Among terrestrial species, movement tends to be linked to body size; but the team was surprised to find that unrelated marine species such as whales, sharks, polar bears and seabirds all displayed similar movement patterns.

What differences there were across all species were linked to their destinations, and thought to be related to the way in which they used various marine habitats.

Movement in open ocean among these "fellow-travellers" was usually directed straight towards a key location, whereas animals close to shore, potentially in search of food or protection, were more likely to adapt their behaviour.

“Inshore habitats such as reefs and seagrass are generally more complex compared to open-ocean habitats offshore, and are therefore stimulating more complex movement patterns in these animals,” said report co-author Dr Michele Thums.
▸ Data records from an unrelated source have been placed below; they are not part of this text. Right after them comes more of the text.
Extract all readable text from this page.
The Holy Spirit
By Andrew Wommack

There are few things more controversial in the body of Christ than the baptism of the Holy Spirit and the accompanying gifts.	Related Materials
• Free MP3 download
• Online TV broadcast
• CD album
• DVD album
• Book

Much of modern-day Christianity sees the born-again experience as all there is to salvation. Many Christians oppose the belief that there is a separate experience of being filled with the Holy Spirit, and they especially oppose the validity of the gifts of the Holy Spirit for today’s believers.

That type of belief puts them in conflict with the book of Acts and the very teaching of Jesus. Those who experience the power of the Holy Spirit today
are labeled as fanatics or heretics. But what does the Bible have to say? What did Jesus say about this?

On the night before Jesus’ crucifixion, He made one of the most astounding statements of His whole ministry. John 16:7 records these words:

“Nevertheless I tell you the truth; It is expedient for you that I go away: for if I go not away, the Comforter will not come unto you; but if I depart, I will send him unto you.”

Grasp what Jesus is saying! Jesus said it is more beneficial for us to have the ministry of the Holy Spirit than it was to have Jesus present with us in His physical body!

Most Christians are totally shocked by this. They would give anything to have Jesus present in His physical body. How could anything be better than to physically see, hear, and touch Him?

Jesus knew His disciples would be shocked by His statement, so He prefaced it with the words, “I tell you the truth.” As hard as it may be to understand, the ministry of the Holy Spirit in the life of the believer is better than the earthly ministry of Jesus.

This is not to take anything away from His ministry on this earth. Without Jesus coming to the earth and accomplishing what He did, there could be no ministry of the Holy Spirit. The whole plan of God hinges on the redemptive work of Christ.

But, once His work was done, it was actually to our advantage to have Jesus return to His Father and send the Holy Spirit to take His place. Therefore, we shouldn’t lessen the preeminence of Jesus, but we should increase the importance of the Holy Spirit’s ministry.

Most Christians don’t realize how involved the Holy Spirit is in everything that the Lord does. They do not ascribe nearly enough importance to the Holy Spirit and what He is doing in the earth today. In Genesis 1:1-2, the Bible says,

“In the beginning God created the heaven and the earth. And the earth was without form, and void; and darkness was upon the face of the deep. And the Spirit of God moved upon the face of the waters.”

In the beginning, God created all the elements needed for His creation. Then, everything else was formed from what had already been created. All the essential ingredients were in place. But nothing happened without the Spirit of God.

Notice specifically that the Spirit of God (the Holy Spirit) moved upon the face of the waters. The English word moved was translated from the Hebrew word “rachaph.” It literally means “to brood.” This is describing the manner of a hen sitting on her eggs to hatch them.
The animals’ shared ability to suit behaviour to habitat offered hope that they would be more resilient to rapidly changing coastal environments than might have been expected, say the researchers.

While the results of the study suggested that marine species had adapted to different properties of both the inshore and offshore marine environment, it remained important to understand how, and how fast, they were able to adapt, said lead author Dr Ana Sequeira.

“This is particularly important to guide conservation-management, in view of the forecast severe ocean changes, including sea-level rise and reduced Arctic sea-ice cover,” she said.

The report is published in PNAS, and the team now plan to investigate global interactions between marine megafauna and shipping.